Usually, in the case of a military death, the Department of Defense would fly the family of the departed to Dover Air Force Base in Delaware to meet with the deceased. But because of the shutdown, these benefits, including the $100,000 “death gratuity” paid to families, have been denied. This denial essentially forces the families to grieve at the pace its takes for the Pentagon to iron out how they’re going to handle the families losses.

The “death gratuity” is a highly important benefit for grieving families. It helps the family cover funeral costs, travel expenses, and aids in the financial transition that occurs as a result of the sudden loss of income. Defense One reported that the Pentagon did acknowledge the dire situation, but responded that “it’s hands were tied.”

Another thing that make the “death gratuity” so important is the timeliness in which it’s delivered, by wire within 36 hours, as opposed to waiting for weeks on the insurance companies for compensation.

Last week, Congress passed the Pay Our Military Act, which is meant to ensure that those serving in our military still got paid in the event of a government shutdown. The issue with the bill, however, was that drafters of the bill just threw the legislation together to have such a law on the books. This resulted in a poorly drafted bill that only created more questions among servicemen and women about their pay.

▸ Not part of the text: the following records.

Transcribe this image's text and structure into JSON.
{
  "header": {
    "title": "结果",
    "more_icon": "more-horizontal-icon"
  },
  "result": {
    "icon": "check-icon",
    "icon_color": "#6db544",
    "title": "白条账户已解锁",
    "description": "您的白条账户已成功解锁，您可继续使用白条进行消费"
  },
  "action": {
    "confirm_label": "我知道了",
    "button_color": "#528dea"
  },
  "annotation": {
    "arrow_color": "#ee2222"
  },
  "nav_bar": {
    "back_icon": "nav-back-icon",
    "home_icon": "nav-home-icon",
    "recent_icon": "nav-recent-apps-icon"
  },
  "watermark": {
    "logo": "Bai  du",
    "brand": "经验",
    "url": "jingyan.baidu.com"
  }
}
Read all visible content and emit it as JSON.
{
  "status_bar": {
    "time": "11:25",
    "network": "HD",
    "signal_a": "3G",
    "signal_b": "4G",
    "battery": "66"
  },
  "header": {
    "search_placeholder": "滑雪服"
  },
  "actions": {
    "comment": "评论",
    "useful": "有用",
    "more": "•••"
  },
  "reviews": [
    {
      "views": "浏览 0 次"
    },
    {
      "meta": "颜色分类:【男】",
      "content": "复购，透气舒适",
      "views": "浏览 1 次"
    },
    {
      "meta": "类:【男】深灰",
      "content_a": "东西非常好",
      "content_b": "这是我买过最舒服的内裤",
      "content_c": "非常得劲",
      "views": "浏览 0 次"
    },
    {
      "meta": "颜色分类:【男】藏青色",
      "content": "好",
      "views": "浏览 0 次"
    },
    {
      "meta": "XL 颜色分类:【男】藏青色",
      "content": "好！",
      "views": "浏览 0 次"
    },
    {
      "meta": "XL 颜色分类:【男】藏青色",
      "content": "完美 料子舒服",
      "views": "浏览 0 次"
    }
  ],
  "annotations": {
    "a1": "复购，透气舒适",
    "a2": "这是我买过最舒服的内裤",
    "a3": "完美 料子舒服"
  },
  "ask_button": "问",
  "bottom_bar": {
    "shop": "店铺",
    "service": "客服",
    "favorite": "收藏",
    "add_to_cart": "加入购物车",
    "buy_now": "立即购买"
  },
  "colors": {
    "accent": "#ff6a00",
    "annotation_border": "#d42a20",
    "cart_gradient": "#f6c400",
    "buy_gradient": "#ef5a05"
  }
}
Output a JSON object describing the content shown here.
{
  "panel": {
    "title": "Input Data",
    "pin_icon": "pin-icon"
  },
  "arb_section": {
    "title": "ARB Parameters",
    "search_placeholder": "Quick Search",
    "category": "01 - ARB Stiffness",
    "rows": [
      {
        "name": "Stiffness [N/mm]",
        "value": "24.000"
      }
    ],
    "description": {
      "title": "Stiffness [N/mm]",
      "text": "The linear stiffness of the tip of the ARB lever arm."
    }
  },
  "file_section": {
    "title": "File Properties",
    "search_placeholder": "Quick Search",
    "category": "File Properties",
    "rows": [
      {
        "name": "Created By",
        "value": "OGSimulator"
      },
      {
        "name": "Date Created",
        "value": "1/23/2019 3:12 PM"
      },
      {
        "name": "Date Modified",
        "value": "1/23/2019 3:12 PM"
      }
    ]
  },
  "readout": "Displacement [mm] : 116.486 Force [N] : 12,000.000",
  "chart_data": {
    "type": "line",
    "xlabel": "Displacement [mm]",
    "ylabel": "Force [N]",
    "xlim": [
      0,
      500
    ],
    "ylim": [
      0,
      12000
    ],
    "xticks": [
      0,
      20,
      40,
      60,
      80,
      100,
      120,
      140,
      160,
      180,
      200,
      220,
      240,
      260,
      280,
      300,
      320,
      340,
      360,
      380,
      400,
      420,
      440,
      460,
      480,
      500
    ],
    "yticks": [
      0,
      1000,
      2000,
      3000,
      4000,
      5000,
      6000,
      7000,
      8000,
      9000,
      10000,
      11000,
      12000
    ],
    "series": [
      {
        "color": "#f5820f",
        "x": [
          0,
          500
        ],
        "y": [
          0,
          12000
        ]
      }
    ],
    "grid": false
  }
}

“We’ve had a number of people die recently and we will be able to pay them, but not until the lapse of appropriation ends,” said Pentagon Comptroller Bob Hale of Defense Secretary Chuck Hagel’s interpretation of the bill. “We’re trying to be helpful through aid societies and other to the family members who are involved in these tragic circumstances. But unforutnately, we don’t have the legal authority to make those payments.”